Specifically, sleeping less than six hours a night in midlife can raise the risk of dementia -- the loss of cognitive functioning, like thinking, rememberingand reasoning -- by 30%, according to the new study, published Tuesday in the journal Nature Communications.
"According to this study, quantity [of sleep] really matters," said Dr. Jennifer Ashton, ABC News chief medical correspondent and a board-certified OBGYN, who was not involved in the study.
The study followed nearly 8,000 people in Britain for more than two decades, beginning when they were 50 years old.
Researchers found that most rates of dementia occurred in people who slept on average about seven hours a night, but that the rates of dementia increased by 30% for those who got six hours of sleep or less per night.

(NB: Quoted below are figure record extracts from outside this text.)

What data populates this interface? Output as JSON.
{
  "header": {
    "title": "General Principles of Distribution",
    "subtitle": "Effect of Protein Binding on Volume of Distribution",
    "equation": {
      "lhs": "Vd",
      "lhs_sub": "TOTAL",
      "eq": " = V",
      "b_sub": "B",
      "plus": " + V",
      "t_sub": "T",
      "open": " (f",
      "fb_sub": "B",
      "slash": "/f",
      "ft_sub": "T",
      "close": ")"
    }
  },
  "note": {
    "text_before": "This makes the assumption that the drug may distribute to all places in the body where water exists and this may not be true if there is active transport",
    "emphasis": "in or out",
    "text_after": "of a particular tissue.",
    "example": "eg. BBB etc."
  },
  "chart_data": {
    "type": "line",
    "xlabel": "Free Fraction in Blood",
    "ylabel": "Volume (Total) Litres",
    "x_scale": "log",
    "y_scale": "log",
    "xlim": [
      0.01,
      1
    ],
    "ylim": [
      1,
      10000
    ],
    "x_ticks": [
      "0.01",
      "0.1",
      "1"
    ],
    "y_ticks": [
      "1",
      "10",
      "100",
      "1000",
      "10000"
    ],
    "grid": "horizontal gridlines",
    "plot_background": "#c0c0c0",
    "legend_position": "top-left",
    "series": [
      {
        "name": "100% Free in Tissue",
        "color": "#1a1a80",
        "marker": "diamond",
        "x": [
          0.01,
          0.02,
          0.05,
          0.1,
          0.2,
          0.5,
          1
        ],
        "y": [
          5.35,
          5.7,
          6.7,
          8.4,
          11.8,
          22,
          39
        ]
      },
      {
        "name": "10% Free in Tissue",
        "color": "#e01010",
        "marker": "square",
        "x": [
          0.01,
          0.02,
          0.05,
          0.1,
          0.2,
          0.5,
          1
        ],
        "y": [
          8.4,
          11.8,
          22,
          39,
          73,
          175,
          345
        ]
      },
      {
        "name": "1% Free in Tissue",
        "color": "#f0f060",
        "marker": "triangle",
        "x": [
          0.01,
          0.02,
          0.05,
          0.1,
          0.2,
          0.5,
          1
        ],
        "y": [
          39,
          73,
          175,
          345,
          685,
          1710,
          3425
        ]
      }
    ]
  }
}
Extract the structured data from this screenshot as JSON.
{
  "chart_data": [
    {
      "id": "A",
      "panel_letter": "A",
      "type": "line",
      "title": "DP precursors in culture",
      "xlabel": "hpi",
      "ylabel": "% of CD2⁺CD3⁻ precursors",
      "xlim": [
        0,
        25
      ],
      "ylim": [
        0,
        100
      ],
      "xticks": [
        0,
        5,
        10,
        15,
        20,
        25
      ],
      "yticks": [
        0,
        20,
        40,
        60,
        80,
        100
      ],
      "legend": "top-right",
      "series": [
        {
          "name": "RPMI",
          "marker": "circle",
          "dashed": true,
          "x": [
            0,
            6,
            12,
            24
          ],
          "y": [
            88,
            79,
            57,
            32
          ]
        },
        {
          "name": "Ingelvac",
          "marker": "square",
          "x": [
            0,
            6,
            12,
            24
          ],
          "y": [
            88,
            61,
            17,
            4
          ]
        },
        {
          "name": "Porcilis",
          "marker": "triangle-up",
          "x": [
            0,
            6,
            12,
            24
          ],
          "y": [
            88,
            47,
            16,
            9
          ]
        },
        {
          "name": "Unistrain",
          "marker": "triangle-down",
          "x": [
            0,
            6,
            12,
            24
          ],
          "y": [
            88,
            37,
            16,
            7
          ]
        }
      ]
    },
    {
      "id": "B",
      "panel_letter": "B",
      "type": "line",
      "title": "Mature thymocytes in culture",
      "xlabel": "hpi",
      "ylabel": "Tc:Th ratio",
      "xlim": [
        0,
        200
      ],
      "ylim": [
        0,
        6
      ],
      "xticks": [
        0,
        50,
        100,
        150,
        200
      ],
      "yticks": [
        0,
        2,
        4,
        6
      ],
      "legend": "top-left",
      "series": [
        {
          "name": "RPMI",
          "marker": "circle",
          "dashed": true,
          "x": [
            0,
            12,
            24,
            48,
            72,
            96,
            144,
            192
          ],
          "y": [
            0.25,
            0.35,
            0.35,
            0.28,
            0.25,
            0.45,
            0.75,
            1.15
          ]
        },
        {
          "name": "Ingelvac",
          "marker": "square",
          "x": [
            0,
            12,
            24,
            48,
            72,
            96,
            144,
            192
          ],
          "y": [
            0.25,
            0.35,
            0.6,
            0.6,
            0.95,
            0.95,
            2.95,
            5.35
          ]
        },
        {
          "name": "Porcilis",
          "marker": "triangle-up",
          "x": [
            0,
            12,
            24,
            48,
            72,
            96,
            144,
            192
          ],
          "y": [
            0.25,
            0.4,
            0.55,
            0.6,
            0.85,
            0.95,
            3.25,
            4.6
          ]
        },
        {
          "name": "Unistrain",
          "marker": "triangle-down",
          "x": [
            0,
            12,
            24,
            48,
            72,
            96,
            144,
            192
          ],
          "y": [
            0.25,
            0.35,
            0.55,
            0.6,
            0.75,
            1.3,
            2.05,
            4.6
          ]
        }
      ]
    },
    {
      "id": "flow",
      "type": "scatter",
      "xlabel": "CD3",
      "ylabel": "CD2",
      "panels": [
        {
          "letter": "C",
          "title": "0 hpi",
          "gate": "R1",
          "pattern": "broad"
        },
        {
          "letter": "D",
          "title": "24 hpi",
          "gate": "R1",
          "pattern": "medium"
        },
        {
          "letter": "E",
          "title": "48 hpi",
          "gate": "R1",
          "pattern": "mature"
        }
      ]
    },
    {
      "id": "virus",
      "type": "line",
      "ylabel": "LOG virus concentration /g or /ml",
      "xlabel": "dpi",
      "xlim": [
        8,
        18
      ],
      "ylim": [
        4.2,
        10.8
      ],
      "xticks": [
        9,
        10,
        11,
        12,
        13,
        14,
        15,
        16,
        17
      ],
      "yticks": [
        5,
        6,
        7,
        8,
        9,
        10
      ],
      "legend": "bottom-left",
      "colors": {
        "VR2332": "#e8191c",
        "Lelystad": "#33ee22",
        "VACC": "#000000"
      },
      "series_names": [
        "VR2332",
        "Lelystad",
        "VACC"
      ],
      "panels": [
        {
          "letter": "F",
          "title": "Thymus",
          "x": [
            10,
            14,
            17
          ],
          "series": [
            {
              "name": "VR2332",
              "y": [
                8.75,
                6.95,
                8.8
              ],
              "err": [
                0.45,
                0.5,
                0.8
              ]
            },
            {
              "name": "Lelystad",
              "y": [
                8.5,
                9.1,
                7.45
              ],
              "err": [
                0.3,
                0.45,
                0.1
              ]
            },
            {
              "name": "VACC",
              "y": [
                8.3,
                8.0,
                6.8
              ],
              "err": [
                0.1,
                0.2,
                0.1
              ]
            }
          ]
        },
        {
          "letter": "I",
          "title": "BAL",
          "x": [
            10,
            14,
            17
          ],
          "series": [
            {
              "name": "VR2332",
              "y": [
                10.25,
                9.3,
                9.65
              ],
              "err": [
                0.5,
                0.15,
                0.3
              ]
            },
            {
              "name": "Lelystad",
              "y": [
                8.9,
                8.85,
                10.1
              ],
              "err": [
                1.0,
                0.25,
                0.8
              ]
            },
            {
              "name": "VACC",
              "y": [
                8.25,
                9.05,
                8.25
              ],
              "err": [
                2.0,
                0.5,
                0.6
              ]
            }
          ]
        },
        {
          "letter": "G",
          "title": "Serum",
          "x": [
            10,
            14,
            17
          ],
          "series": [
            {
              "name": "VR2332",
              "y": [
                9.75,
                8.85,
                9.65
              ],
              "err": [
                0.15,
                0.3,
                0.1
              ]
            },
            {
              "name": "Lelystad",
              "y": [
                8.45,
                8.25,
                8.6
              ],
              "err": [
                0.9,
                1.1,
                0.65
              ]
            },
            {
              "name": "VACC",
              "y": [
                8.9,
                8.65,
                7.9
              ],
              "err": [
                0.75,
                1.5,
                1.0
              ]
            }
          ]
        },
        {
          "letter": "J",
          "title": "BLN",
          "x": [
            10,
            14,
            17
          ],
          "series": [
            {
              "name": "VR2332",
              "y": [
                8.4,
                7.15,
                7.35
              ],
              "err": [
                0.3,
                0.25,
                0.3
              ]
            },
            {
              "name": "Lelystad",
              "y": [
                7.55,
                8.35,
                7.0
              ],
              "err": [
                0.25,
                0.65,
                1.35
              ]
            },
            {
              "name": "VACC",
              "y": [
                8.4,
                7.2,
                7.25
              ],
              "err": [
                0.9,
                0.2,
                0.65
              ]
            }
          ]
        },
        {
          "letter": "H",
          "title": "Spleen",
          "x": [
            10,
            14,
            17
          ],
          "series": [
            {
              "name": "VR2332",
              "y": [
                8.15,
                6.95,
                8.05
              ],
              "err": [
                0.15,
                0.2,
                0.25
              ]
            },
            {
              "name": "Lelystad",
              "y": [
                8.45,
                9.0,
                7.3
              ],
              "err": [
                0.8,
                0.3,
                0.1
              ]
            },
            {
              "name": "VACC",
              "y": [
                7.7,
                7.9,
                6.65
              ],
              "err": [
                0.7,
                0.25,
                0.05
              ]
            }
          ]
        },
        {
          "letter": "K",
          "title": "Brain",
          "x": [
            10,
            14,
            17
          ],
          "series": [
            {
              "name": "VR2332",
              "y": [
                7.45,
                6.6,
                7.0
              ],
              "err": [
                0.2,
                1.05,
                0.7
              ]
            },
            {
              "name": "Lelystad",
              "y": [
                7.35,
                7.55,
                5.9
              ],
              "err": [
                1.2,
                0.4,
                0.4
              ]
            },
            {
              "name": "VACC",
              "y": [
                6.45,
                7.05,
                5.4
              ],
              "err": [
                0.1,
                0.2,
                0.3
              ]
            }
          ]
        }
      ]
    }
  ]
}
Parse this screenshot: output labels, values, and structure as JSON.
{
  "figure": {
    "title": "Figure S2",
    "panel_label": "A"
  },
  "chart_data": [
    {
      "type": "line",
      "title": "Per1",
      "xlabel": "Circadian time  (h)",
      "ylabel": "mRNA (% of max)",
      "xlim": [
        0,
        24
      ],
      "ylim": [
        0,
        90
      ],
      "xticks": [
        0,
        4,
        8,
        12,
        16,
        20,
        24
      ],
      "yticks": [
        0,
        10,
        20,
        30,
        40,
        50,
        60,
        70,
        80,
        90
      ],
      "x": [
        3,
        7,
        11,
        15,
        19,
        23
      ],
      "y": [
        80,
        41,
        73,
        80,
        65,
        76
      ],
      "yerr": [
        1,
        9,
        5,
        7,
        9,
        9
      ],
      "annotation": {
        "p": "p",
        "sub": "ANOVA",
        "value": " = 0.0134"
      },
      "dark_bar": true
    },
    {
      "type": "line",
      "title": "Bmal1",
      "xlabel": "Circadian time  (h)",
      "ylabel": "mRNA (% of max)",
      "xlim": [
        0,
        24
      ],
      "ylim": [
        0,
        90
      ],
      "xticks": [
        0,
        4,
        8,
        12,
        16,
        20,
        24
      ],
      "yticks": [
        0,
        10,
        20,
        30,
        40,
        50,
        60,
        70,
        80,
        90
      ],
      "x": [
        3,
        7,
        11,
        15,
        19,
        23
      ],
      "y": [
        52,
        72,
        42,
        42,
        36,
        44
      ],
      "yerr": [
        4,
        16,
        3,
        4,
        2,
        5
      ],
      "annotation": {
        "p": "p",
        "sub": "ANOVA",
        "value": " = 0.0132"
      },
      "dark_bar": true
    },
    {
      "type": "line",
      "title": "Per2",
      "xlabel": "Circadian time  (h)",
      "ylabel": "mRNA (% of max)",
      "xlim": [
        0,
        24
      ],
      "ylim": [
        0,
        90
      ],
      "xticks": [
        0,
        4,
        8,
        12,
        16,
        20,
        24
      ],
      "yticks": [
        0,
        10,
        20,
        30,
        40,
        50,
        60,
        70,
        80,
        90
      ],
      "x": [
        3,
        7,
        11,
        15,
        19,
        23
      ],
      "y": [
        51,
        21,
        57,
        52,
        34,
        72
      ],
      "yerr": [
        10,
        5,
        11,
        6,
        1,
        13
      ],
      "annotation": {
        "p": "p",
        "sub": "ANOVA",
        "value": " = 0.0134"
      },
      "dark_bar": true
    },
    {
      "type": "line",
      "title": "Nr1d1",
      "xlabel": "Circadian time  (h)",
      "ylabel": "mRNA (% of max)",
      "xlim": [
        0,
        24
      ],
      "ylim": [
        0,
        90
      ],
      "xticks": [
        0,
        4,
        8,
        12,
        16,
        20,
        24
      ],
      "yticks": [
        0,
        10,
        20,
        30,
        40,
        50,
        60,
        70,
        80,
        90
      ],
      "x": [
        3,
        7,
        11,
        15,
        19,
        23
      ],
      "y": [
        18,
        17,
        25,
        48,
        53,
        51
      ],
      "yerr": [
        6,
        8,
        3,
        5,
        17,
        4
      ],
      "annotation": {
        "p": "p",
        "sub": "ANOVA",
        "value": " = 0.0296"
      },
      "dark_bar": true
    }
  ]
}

"Measurement of sleep duration at age 50, 60, and 70 years along with change in sleep duration over this period provides consistent results for increased risk of dementia in those with short sleep," researchers wrote. "A further key finding is that the association between short sleep duration and dementia is not attributable to mental health."
"Public health messages to encourage good sleep hygiene may be particularly important for people at a higher risk of dementia," the researchers concluded.
How much sleep people should get is not a "one-size-fits-all" answer, according to Ashton, who noted that Americans in particular have historically not put enough emphasis on sleep.
"We’ve said before that sleep has a [public relations] problem in this country," she said. "We think of it as a luxury but it’s really a medical necessity."
According to the U.S. Centers for Disease Control and Prevention, infants and toddlers should get between 11 and 16 hours of sleep per night, depending on age.
Elementary school children should get between nine and 12 hours of sleep per night, according to the CDC.
Teenagers should get eight to 10 hours of sleep per night, according to the CDC.
Adults ages 18 and over should get a minimum of seven hours of sleep per night, according to the CDC.
"What’s really important is that you can’t make up for [sleep] on the weekend," said Ashton. "So it really has to be every single night."
Getting enough sleep and getting a good night's sleep can be difficult for many people, data shows.
Some steps, known as sleep hygiene, can help, according to Ashton.
She recommends keeping a consistent routine and making sure the area where you sleep is cold, dark and quiet. Anything with a screen -- like cellphones and televisions -- should be left out of the bedroom, according to Ashton.
Things that should also be avoided close to bedtime include caffeine, large meals and alcohol, all known sleep disrupters, according to Ashton.
Ashton also noted that getting regular exercise can also help improve sleep.